El partido fue cerrado y parejo, con escasas diferencias en el desarrollo, pero definido por un detalle que terminó inclinando la balanza para la U. Sin embargo, el análisis de Ortiz tras el encuentro no se centró en ese equilibrio, sino en factores externos.
“Ellos convirtieron y nosotros no pudimos convertir de las jugadas que tuvimos, el resultado está a la vista. Yo acepto la derrota, pero creo que el protagonismo no fue para el rival ni para nosotros, el protagonismo se lo lleva otra persona y sabemos de qué estoy hablando”, señaló el entrenador, apuntando directamente al arbitraje de Cristián Garay.
El técnico profundizó su postura con un discurso que ya se instala como patrón: “Millones de faltas reiteradas que no le muestran tarjetas a ellos, parece que soy alguien que busca excusas y no busco excusas. Pero faltitas tras faltitas, lo vamos a analizar tras el partido, no tengo duda que desvirtúa el juego”.
Ese énfasis en el arbitraje marca el punto central de la “Almironización” de Ortiz. Tal como ocurría con su antecesor, el foco del discurso se desplaza desde el juego hacia la figura del juez, construyendo una explicación externa para lo ocurrido en la cancha.
El contraste con su llegada a Colo Colo es evidente. En septiembre de 2025, Ortiz se mostraba como un técnico cercano, de tono mesurado, enfocado en los vínculos y en bajar la tensión del entorno. Hoy, en cambio, su comunicación está marcada por la irritación y la respuesta inmediata ante lo que considera injusticias.
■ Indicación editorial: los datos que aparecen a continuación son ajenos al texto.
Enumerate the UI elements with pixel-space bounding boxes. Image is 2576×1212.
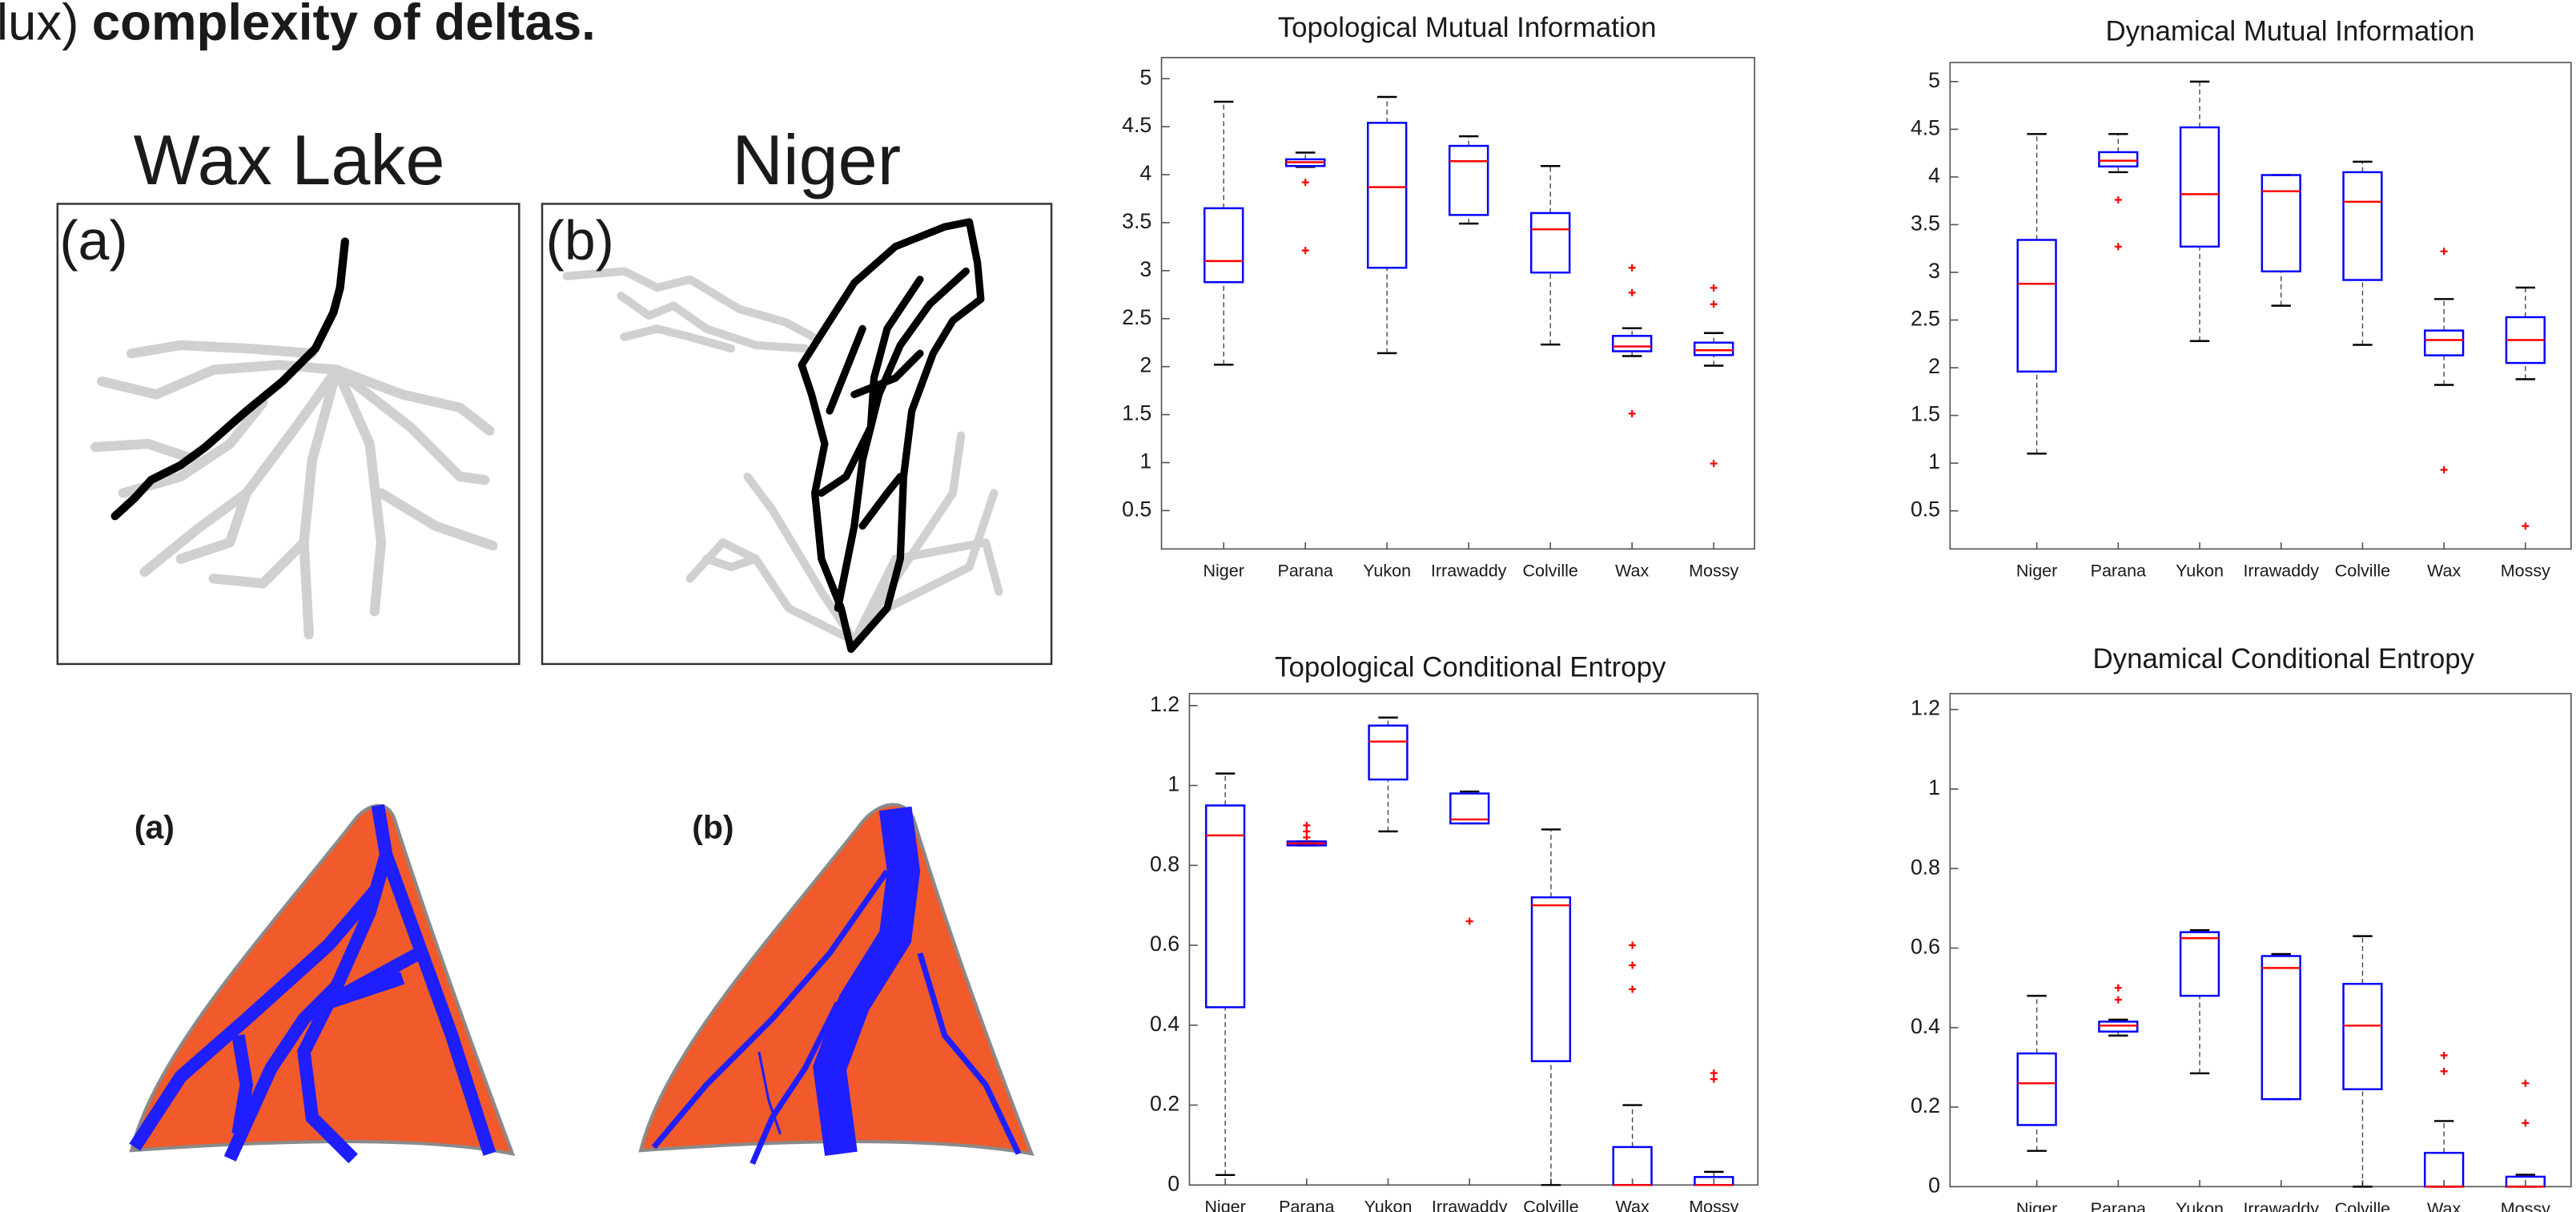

El contexto ha empujado esa transformación. La presión constante, el ruido interno y la exigencia del entorno albo han ido moldeando un perfil distinto, más reactivo y alineado con el clima que rodea al club.
Así, Ortiz comienza a recorrer un camino conocido en Colo Colo. Uno donde el entrenador deja de hablar desde la calma y empieza a hacerlo desde la trinchera. Donde el discurso se endurece y el arbitraje se transforma en protagonista. Un proceso que, cada vez más, lo acerca a la figura de Almirón, no por decisión inicial, sino como respuesta a un entorno que no da espacio para medias tintas.